The central bank has been under fire from Brexiteers since publishing a “No Deal” scenario in which GDP collapses by 8 per cent in a year, as has its Canadian governor, Mark Carney — a controversial former employee of the Goldman Sachs banking corporation which ploughed hundreds of thousands of pounds into the Remain campaign during the EU referendum, along with several other multinational financial giants.
Even former members of the Bank of England’s Monetary Policy Committee (MPC) such as Andrew Sentance — a committed Remainer — stepped forward to say the prediction was not a “real-world scenario,” and suggested it was “undermining its credibility and independence” by publishing such “extreme scenarios and forecasts.”
Now The Telegraph has revealed that the Bank knew full well that its reports could be “against [the] public interest” by giving “a suggestion of apparently precise scenarios [which] could be misleading and liable to misinterpretation,” citing previously unreleased minutes.
Governor Carney tried to defend the “scenarios” by suggesting that they were intended to “illustrate what could happen not necessarily what is most likely to happen” — but it is notable that they did not think to consider a single scenario in which Brexit led to a positive outcome for the United Kingdom.

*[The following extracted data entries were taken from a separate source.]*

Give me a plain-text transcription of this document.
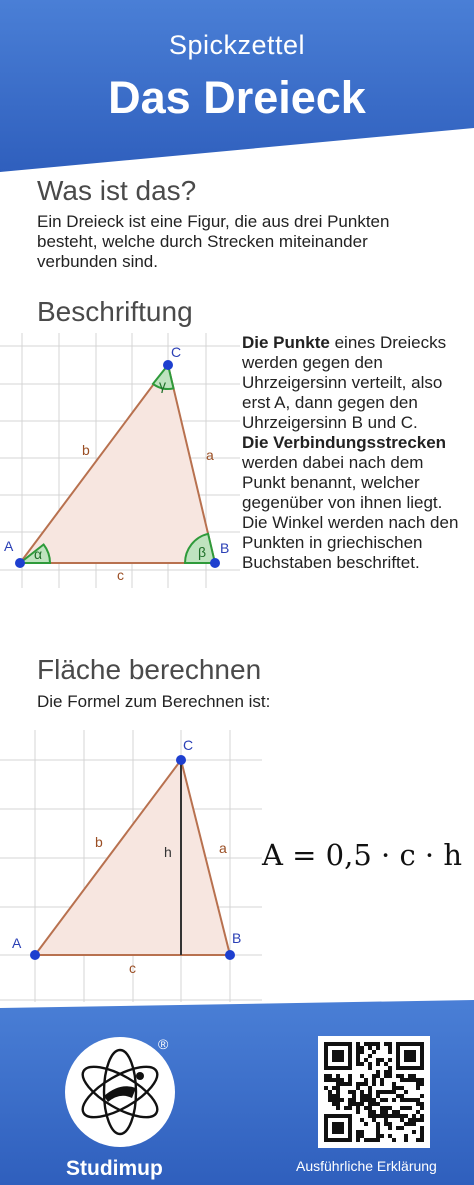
Spickzettel
Das Dreieck
Was ist das?
Ein Dreieck ist eine Figur, die aus drei Punkten besteht, welche durch Strecken miteinander verbunden sind.
Beschriftung
A	B
C
a
b
c
α	β
γ
Die Punkte eines Dreiecks werden gegen den Uhrzeigersinn verteilt, also erst A, dann gegen den Uhrzeigersinn B und C.
Die Verbindungsstrecken werden dabei nach dem Punkt benannt, welcher gegenüber von ihnen liegt. Die Winkel werden nach den Punkten in griechischen Buchstaben beschriftet.
Fläche berechnen
Die Formel zum Berechnen ist:
A	B
C
a
b
c
h	A = 0,5 · c · h
®
Studimup	Ausführliche Erklärung
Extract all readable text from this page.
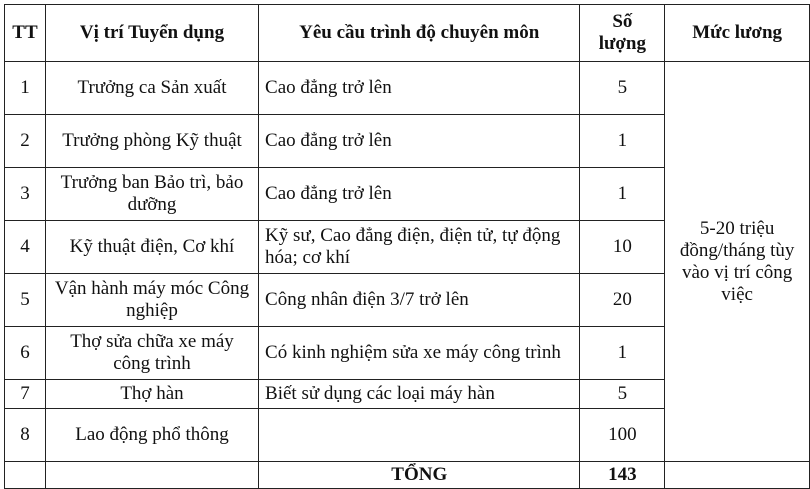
TT	Vị trí Tuyển dụng	Yêu cầu trình độ chuyên môn	Số lượng	Mức lương
1	Trưởng ca Sản xuất	Cao đẳng trở lên	5	5-20 triệu đồng/tháng tùy vào vị trí công việc
2	Trưởng phòng Kỹ thuật	Cao đẳng trở lên	1	
3	Trưởng ban Bảo trì, bảo dưỡng	Cao đẳng trở lên	1	
4	Kỹ thuật điện, Cơ khí	Kỹ sư, Cao đẳng điện, điện tử, tự động hóa; cơ khí	10	
5	Vận hành máy móc Công nghiệp	Công nhân điện 3/7 trở lên	20	
6	Thợ sửa chữa xe máy công trình	Có kinh nghiệm sửa xe máy công trình	1	
7	Thợ hàn	Biết sử dụng các loại máy hàn	5	
8	Lao động phổ thông		100	
		TỔNG	143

I can barely believe I’m reading this graph. Has something gone wrong with my eyes? Does it really say the Bank of England forecasts that no deal means an 8% contraction in UK GDP in under a year? WTH?? I mean…WTH is that?!? Is that supposed to be economics? pic.twitter.com/1mktHVAKGQ
— Andrew Lilico (@andrew_lilico) November 28, 2018
Governor Carney, who is also a member of the secretive General Council of the European Central Bank, has long been at loggerheads with Brexit-supporting parliamentarians who believe he has “politicised” his role, with European Research Group (ERG) frontman Jacob Rees-Mogg describing him in uncharacteristically scathing terms as “a second-tier Canadian politician who failed to get on in Canadian politics and got a job in the UK” and calling for his resignation.
Instead, the Remainer-dominated Government has repeatedly extended his term.
During the 2016 referendum on Britain’s membership of the European Union, the central bank boss lent his implicit support to then-Chancellor of the Exchequer George Osborne’s claims that a Leave vote would have an immediate negative impact on the economy, suggesting that it “could” spark a technical recession.
In fact, the British economy has continued to grow since the Leave vote, frequently outpacing continental rivals firmly embedded in the EU and enjoying record low unemployment — leading Bank of England chief economist Andrew Haldane to concede that their pre-referendum anti-Brexit forecasts have been a “Michael Fish moment”.